2026年4月、家電量販店大手の「ノジマ」が、なんと日本を代表するメーカーである「日立(日立グローバルライフソリューションズ)」の家電事業を買収すると発表しました。
日立グローバルライフソリューションズ(GLS)が家電事業を新会社に継承した上で、ノジマが子会社化するかたち。買収額は約1100億円でノジマとしては過去最高の買収額となるもようです。
家電の世界では「メーカー(日立など)が商品を作り、量販店(ノジマなど)がそれを仕入れて売る」というのが通常の関係です。量販店側であるノジマが、メーカーの日立を買収するのにはどんなメリットがあるのでしょうか。
もともとノジマは買収巧者のイメージがあります。2015年に元富士通系で携帯販売代理店大手だったITXを多額の費用で買収。買収代金はかなりの額で当時のノジマにとっても勝負手だったと思います。
しかし、携帯販売という安定かつ収益性の高い事業を手中に収めたことで、同事業が生み出すの営業キャッシュフローをてこにさらに拡大路線をとることが可能になりました。
ノジマ日足チャート

2023年には同業大手のコネクシオを買収。さらに携帯販売代理店の事業を強化させていくほか、携帯電話商品を接点に顧客との結び付きを強め、家電販売事業にも展開する流れができました。メーカーから派遣されてきた販売員ではなく、自社のスタッフが顧客の声を直接聞き、最適なものを提案する力を携帯販売代理店事業を展開することで強化できたわけです。
2025年にはパソコンのVAIOを買収。販売にとどまらず製造の領域へと展開していきます。そして今回の日立の買収。いよいよメーカーとしても勝負に出ていく意志を感じます。

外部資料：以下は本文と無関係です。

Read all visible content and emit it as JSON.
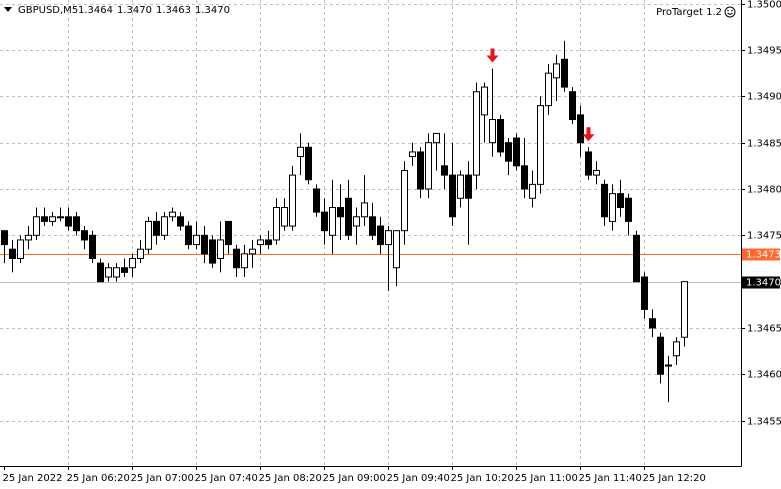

日立買収で同社は製販一体のビジネスモデルを本格的に確立させることになるでしょう。ビジネスとしてはファーストリテイリングやニトリなどが展開する自社で作り、自社で売る事業形態です。顧客と直接的な接点をもつことで、直接声を聴いたり、潜在的なニーズをつかむことで商品づくりに活用することができる点が強みと言えます。
これは前述したように携帯販売代理店の事業に注力するなかで同社が強化してきたポイントであり、それがメーカーとしても強みになるとの自信がノジマにはあるのでしょう。
日本の家電メーカーといえば、使わない高機能や差別化のための独自機能にこだわり、価格高騰から海外メーカーに対する競争力を失っていった反省があります。自ら作り、自ら売ることで、こうしたリスクを抑えることができます。これこそがノジマが日立を買収した理由だとわたしは思います。
2025年時点で同社野島社長は「今後5年間で最大5000億円は買収に充てられる」との方針をメディアなどで語っています。今後もさらに製造部門の買収が進められる可能性があります。
今回の買収後も「日立」ブランドは残す方針とされていますが、その中身は変わっていくことになるでしょう。ノジマは今、デジタル・家電業界の「ニトリ」や「ユニクロ」になろうとしているのだなと感じます。